Significant reductions were also observed for unscheduled and out-of-hours primary care attendance, emergency department visits and hospital admissions, ranging from 55.3% to 78.6% (all p=<0.005), according to the paper.
“Data at 12-month follow-up was available in 200 participants, and a significant reduction in all unscheduled care use was maintained for all participants, though the magnitude of reductions per participant was even larger in asthma and COPD, and were maintained in the high service users,” the authors noted.
Overall, the service made/identified 44 additional diagnoses and comorbidities, the majority of which (73%) were not related to a respiratory condition, while sinonasal disease, gastro-oesophageal reflux disease and bronchiectasis were picked up in 29% overall.
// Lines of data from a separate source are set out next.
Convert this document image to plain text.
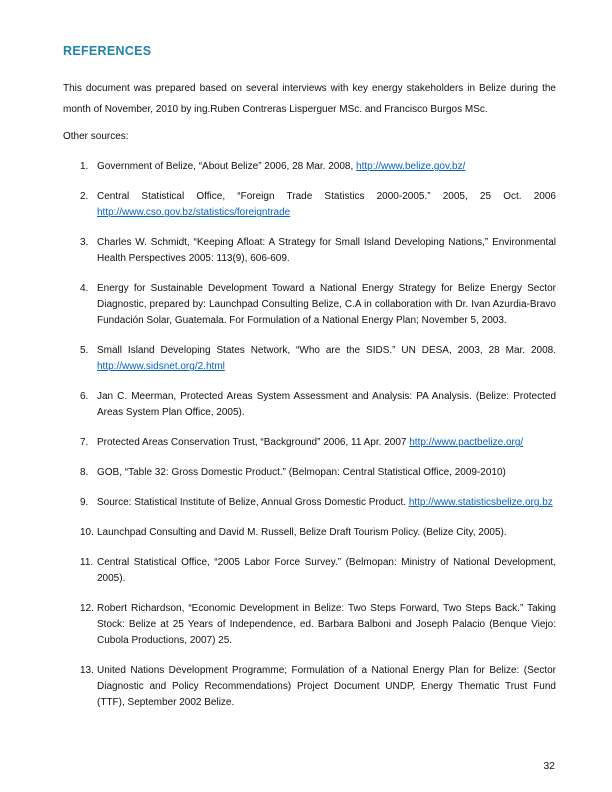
REFERENCES

This document was prepared based on several interviews with key energy stakeholders in Belize during the month of November, 2010 by ing.Ruben Contreras Lisperguer MSc. and Francisco Burgos MSc.

Other sources:

1. Government of Belize, “About Belize” 2006, 28 Mar. 2008, http://www.belize.gov.bz/
2. Central Statistical Office, “Foreign Trade Statistics 2000-2005.” 2005, 25 Oct. 2006 http://www.cso.gov.bz/statistics/foreigntrade
3. Charles W. Schmidt, “Keeping Afloat: A Strategy for Small Island Developing Nations,” Environmental Health Perspectives 2005: 113(9), 606-609.
4. Energy for Sustainable Development Toward a National Energy Strategy for Belize Energy Sector Diagnostic, prepared by: Launchpad Consulting Belize, C.A in collaboration with Dr. Ivan Azurdia-Bravo Fundación Solar, Guatemala. For Formulation of a National Energy Plan; November 5, 2003.
5. Small Island Developing States Network, “Who are the SIDS.” UN DESA, 2003, 28 Mar. 2008. http://www.sidsnet.org/2.html
6. Jan C. Meerman, Protected Areas System Assessment and Analysis: PA Analysis. (Belize: Protected Areas System Plan Office, 2005).
7. Protected Areas Conservation Trust, “Background” 2006, 11 Apr. 2007 http://www.pactbelize.org/
8. GOB, “Table 32: Gross Domestic Product.” (Belmopan: Central Statistical Office, 2009-2010)
9. Source: Statistical Institute of Belize, Annual Gross Domestic Product. http://www.statisticsbelize.org.bz
10. Launchpad Consulting and David M. Russell, Belize Draft Tourism Policy. (Belize City, 2005).
11. Central Statistical Office, “2005 Labor Force Survey.” (Belmopan: Ministry of National Development, 2005).
12. Robert Richardson, “Economic Development in Belize: Two Steps Forward, Two Steps Back.” Taking Stock: Belize at 25 Years of Independence, ed. Barbara Balboni and Joseph Palacio (Benque Viejo: Cubola Productions, 2007) 25.
13. United Nations Development Programme; Formulation of a National Energy Plan for Belize: (Sector Diagnostic and Policy Recommendations) Project Document UNDP, Energy Thematic Trust Fund (TTF), September 2002 Belize.
32
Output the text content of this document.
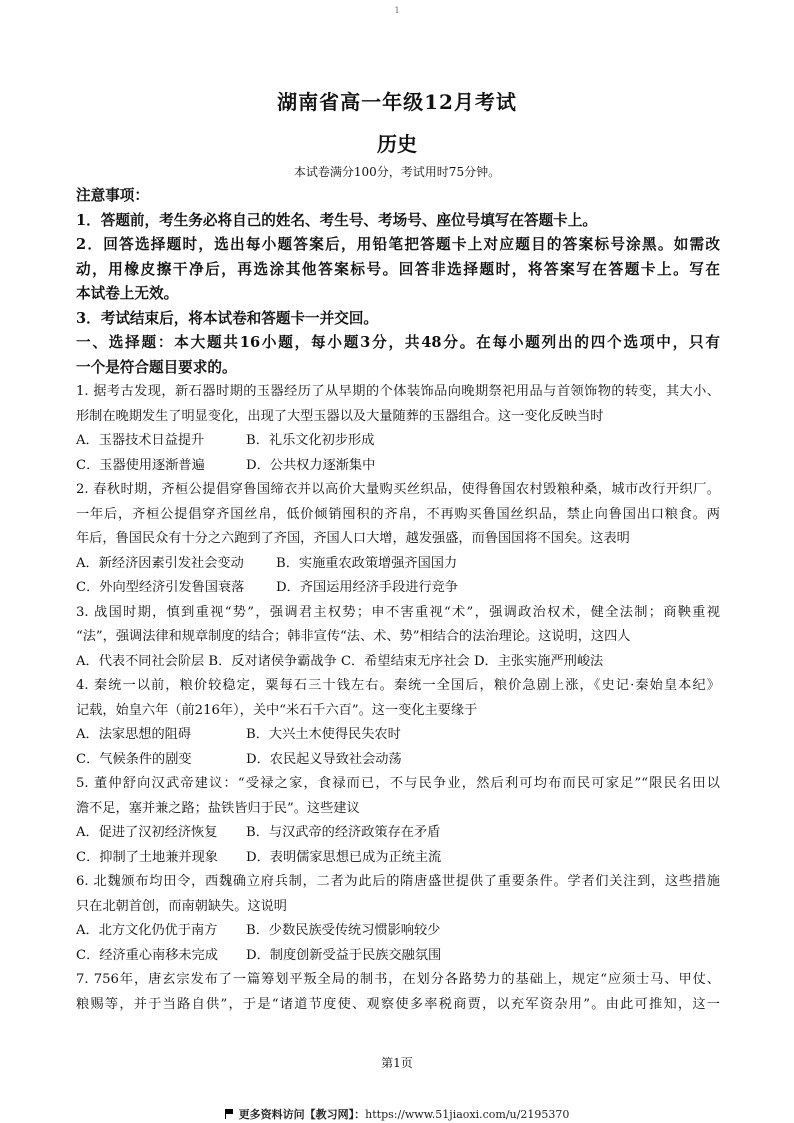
1
湖南省高一年级12月考试
历史
本试卷满分100分，考试用时75分钟。
注意事项：
1．答题前，考生务必将自己的姓名、考生号、考场号、座位号填写在答题卡上。
2．回答选择题时，选出每小题答案后，用铅笔把答题卡上对应题目的答案标号涂黑。如需改
动，用橡皮擦干净后，再选涂其他答案标号。回答非选择题时，将答案写在答题卡上。写在
本试卷上无效。
3．考试结束后，将本试卷和答题卡一并交回。
一、选择题：本大题共16小题，每小题3分，共48分。在每小题列出的四个选项中，只有
一个是符合题目要求的。
1. 据考古发现，新石器时期的玉器经历了从早期的个体装饰品向晚期祭祀用品与首领饰物的转变，其大小、
形制在晚期发生了明显变化，出现了大型玉器以及大量随葬的玉器组合。这一变化反映当时
A．玉器技术日益提升	B．礼乐文化初步形成
C．玉器使用逐渐普遍	D．公共权力逐渐集中
2. 春秋时期，齐桓公提倡穿鲁国缔衣并以高价大量购买丝织品，使得鲁国农村毁粮种桑，城市改行开织厂。
一年后，齐桓公提倡穿齐国丝帛，低价倾销囤积的齐帛，不再购买鲁国丝织品，禁止向鲁国出口粮食。两
年后，鲁国民众有十分之六跑到了齐国，齐国人口大增，越发强盛，而鲁国国将不国矣。这表明
A．新经济因素引发社会变动	B．实施重农政策增强齐国国力
C．外向型经济引发鲁国衰落	D．齐国运用经济手段进行竞争
3. 战国时期，慎到重视“势”，强调君主权势；申不害重视“术”，强调政治权术，健全法制；商鞅重视
“法”，强调法律和规章制度的结合；韩非宣传“法、术、势”相结合的法治理论。这说明，这四人
A．代表不同社会阶层 B．反对诸侯争霸战争 C．希望结束无序社会 D．主张实施严刑峻法
4. 秦统一以前，粮价较稳定，粟每石三十钱左右。秦统一全国后，粮价急剧上涨，《史记·秦始皇本纪》
记载，始皇六年（前216年），关中“米石千六百”。这一变化主要缘于
A．法家思想的阻碍	B．大兴土木使得民失农时
C．气候条件的剧变	D．农民起义导致社会动荡
5. 董仲舒向汉武帝建议：“受禄之家，食禄而已，不与民争业，然后利可均布而民可家足”“限民名田以
澹不足，塞并兼之路；盐铁皆归于民”。这些建议
A．促进了汉初经济恢复	B．与汉武帝的经济政策存在矛盾
C．抑制了土地兼并现象	D．表明儒家思想已成为正统主流
6. 北魏颁布均田令，西魏确立府兵制，二者为此后的隋唐盛世提供了重要条件。学者们关注到，这些措施
只在北朝首创，而南朝缺失。这说明
A．北方文化仍优于南方	B．少数民族受传统习惯影响较少
C．经济重心南移未完成	D．制度创新受益于民族交融氛围
7. 756年，唐玄宗发布了一篇筹划平叛全局的制书，在划分各路势力的基础上，规定“应须士马、甲仗、
粮赐等，并于当路自供”，于是“诸道节度使、观察使多率税商贾，以充军资杂用”。由此可推知，这一
第1页
更多资料访问【教习网】：https://www.51jiaoxi.com/u/2195370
Crucially, the fall in exacerbations and healthcare utilisation countered the increased medication costs and expenses associated with establishing MABC clinics, the investigators stressed.
No cost burden
The mean cost of delivering the MABC clinics was calculated at £139.10 (A$265) per participant, but data showed the service to be “virtually cost neutral” during the first six months and cost saving (28%) at 12 months in all participants with follow-up data.
Notably, almost all (96%) of participants said they would recommend the service, indicating high satisfaction.
According to the investigators, while there were study limitations, such as potential selection bias, the study showed in a real-world setting that this vertically integrated model of care “improved outcomes in a range of poorly controlled respiratory patients”.
“The study involved many GP practices, and its low resource investment and implementation indicate the model could be extended to other local systems and other types of long-term conditions,” they noted.
According to Professor Chauhan, the study’s findings suggest that rolling out similar multidisciplinary clinics on a national scale could positively impact patient outcomes and healthcare service use.
“However, a nationwide implementation would require careful assessment of local healthcare contexts, sufficient specialist training, and financial backing. Such an expansion must maintain the high care standards and efficacy shown in the study.
“Therefore, while a countrywide introduction of MABC clinics is a favourable step, it should be executed with robust planning and infrastructure to replicate the successful results observed in the research,” he said.